Central University of Gujarat
- Other name: CUG
- Type: Public Central Research University
- Established: 2009; 17 years ago
- Accreditation: NAAC with Grade 'A+'
- Affiliations: UGC, NAAC, ACU
- Chancellor: Dr. Hasmukh Adhia, IAS (Retd.)
- Vice-Chancellor: Atanu Bhattacharya (I/C)
- Visitor: President of India
- Location: Village - Kundhela, Taluka - Dabhoi, Vadodara, Gujarat, 391107, India 22°12′00″N 73°16′00″E﻿ / ﻿22.1999167°N 73.2666106°E
- Campus: 100 acres (40 ha); Rural;
- Language: English
- Website: www.cug.ac.in

= Central University of Gujarat =

Central university in Vadodara, Gujarat, India

Central University of Gujarat is a Public Central Research University in Kundhela Village, Dabhoi Taluka, Vadodara, Gujarat, India, offering courses at undergraduate, postgraduate, and doctoral levels. Prof. Atanu Bhattacharya is In-Charge Vice-Chancellor of Central University of Gujarat.
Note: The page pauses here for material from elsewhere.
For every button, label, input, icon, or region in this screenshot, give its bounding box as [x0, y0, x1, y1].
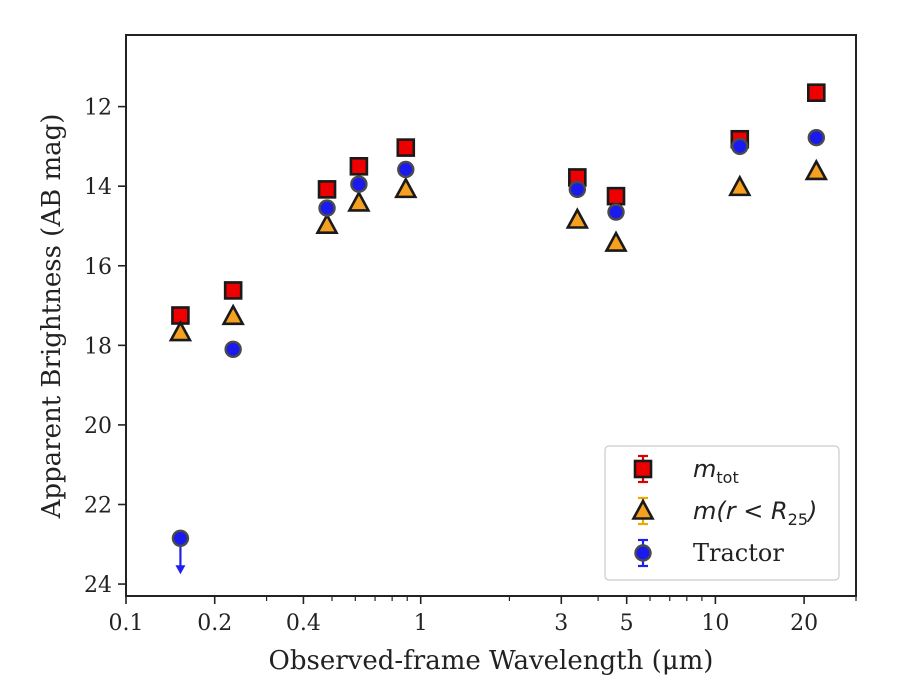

The university includes 11 schools, 16 academic departments, and 3 centres.

== Organization & Governance ==
The Central University of Gujarat has eleven schools in different disciplines with various departments within them. It has three Centres also.

=== Schools & Centres ===
The university has 11specialized schools imparting education in various fields. Some schools have further specialized centres within them.
- School of Applied Material Science (SAMS)
- School of Chemical Sciences (SCS)
- School of Education (SE)
  - Department of Studies in Research and Education(CSRE)
- School of Environment and Sustainable Development (SESD)
- School of International Studies (SIS)
  - Politics & International Relations (School level) (PIR) Established in 2012, the PIR-SIS offers postgraduate course in Politics & International Relations.
  - Department of International Politics (DIP) offers doctoral programme in International politics.
- School of Language, Literature and Culture Studies (SLLCS)
  - Department of German Studies (DGS) offers undergraduate, postgraduate, and doctoral courses in German language, people, and culture.
  - Department of Comparative Literature and Translation Studies (DCLTS)
  - Department of English Studies (DES)
  - Department of Hindi Language & Literature (DHLL)
  - Department of Gujarati Language & Literature (DGLL)
  - Department of Chinese Studies (DCS)
- School of Library & Information Sciences (SLIS)
- School of Life Sciences (SLS)
- School of Nano Sciences (SNS)
- School of National Security Studies (SNSS)
  - Department of Security Studies (DSS)
  - Department of Strategic Technologies (Cyber/Space) (DST)
  - Department of Maritime Security
- School of Social Sciences (SSS)
  - Department of Studies in Social Management (DSSM)
  - Department of Studies in Society and Development (DSSD)
  - Department of Studies in Science, Technology and Innovation policy (DSSTIP)
  - Department of Studies in Economics and Planning (DSEP)
  - Department of Gandhian Thought and Peace Studies (DGTPS)

==== Special Centre ====
- Centre for Diaspora Studies (CDS)
- Centre for Health Culture and Personality Development (CHCPD)
- Dr. Ambedkar Centre for Excellence (DACE)

==2009 Bill==
The Central Universities Bill 2009 aims at creating one new central university each in Bihar, Gujarat, Haryana, Himachal Pradesh, Jammu and Kashmir, Jharkhand, Karnataka, Kerala, Odisha, Punjab, Rajasthan and Tamil Nadu.

It also seeks to convert Guru Ghasidas Vishwavidyalaya in Chhattisgarh, Harisingh Gour Vishwavidyalaya in Sagar (Madhya Pradesh) and Hemwati Nandan Bahuguna Garhwal University in Uttarakhand into Central universities.